From file: Migrants reach the port of Trapani | Photo: ANSA
From file: Migrants reach the port of Trapani | Photo: ANSA

A trial opened on May 18 in Trapani against eight people, including Italian and Tunisian citizens, accused of trafficking migrants from North Africa to Italy. The foreigners were forced to pay between 1,500 and 4,000 euros for a trip, according to investigators.

Eight people, Italian and Tunisian nationals, have gone on trial for allegedly trafficking migrants. The suspects were indicted following an operation called ''Sea Ghost'' carried out by tax police in Marsala on July 23, 2019. 

The defendants are accused for criminal association to favor illegal immigration, human trafficking and cigarette smuggling. 

Defendants involved 

The defendants include three men from Marsala and one from Trapani aged between 47-63; one works as a construction entrepreneur and another is the legal representative of an agricultural cooperative. 
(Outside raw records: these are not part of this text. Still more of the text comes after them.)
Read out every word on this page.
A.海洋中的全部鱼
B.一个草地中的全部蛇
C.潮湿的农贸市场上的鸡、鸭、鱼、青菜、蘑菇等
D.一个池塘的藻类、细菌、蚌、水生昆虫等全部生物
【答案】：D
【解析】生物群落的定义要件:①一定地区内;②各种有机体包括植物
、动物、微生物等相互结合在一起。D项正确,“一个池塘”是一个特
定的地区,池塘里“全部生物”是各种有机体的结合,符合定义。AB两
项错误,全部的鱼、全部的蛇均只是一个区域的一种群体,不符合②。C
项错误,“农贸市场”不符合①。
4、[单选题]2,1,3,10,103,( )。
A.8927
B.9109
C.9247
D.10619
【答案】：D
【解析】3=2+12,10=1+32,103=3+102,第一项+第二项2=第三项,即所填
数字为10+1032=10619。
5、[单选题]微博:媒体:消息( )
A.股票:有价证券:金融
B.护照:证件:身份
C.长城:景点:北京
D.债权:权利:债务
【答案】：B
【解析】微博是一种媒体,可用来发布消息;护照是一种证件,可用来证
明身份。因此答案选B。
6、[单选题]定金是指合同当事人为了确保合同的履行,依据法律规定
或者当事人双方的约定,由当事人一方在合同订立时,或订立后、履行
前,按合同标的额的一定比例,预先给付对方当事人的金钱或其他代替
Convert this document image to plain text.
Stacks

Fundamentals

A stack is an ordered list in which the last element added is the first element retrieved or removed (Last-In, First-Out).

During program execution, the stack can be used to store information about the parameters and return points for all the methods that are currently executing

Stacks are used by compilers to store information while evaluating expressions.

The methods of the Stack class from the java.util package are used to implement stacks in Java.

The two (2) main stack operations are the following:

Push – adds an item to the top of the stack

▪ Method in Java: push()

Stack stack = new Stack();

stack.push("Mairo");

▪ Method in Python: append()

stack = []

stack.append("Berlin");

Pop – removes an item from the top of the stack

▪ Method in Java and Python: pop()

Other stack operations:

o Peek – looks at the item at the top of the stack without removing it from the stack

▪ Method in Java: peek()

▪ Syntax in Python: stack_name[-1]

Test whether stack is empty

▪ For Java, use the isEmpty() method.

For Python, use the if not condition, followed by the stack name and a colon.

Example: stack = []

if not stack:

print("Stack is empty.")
Four defendants are Tunisian nationals, two of whom are being tried in absence. 

At the start of the first hearing on May 18, one of the defense attorneys, Luigi Pipitone, asked the court to scrap a ruling for an ''immediate judgement'' issued by Palermo preliminary investigations judge (GIP) Antonella Consiglio. 

According to the attorney, there was no clear evidence to justify this special proceeding, which does not include a preliminary hearing. The court is scheduled to rule on this issue on June 15. 

The evidence that has led to the trial 

The defendants allegedly called the migrants they smuggled from North Africa to Sicily ''lambs''. They transported them together with smuggled cigarettes, aboard powerful motorboats that carried up to 12 people and 250-300 kilos of cigarettes per trip. 

The migrants were allegedly forced to pay between 1,500 and 4,000 euros per trip and were often threatened with guns and knives. 

Investigators believe that the alleged head of the operation, a 60-year-old with a police record, was in charge of financial transactions and of buying and keeping the motorboats. 

Once they reached Sicily, the migrants were able to obtain a regular permit with the alleged ''complicity'' of the defendant working as a legal representative at an agricultural cooperative, who stipulated fake job contracts to enable the undocumented migrants to obtain or renew a stay permit. 

One of the other Italian defendants allegedly provided the motorboats for the landings. 

The Tunisian defendants found the migrants and the cigarettes to smuggle and took them to Italy, according to investigators.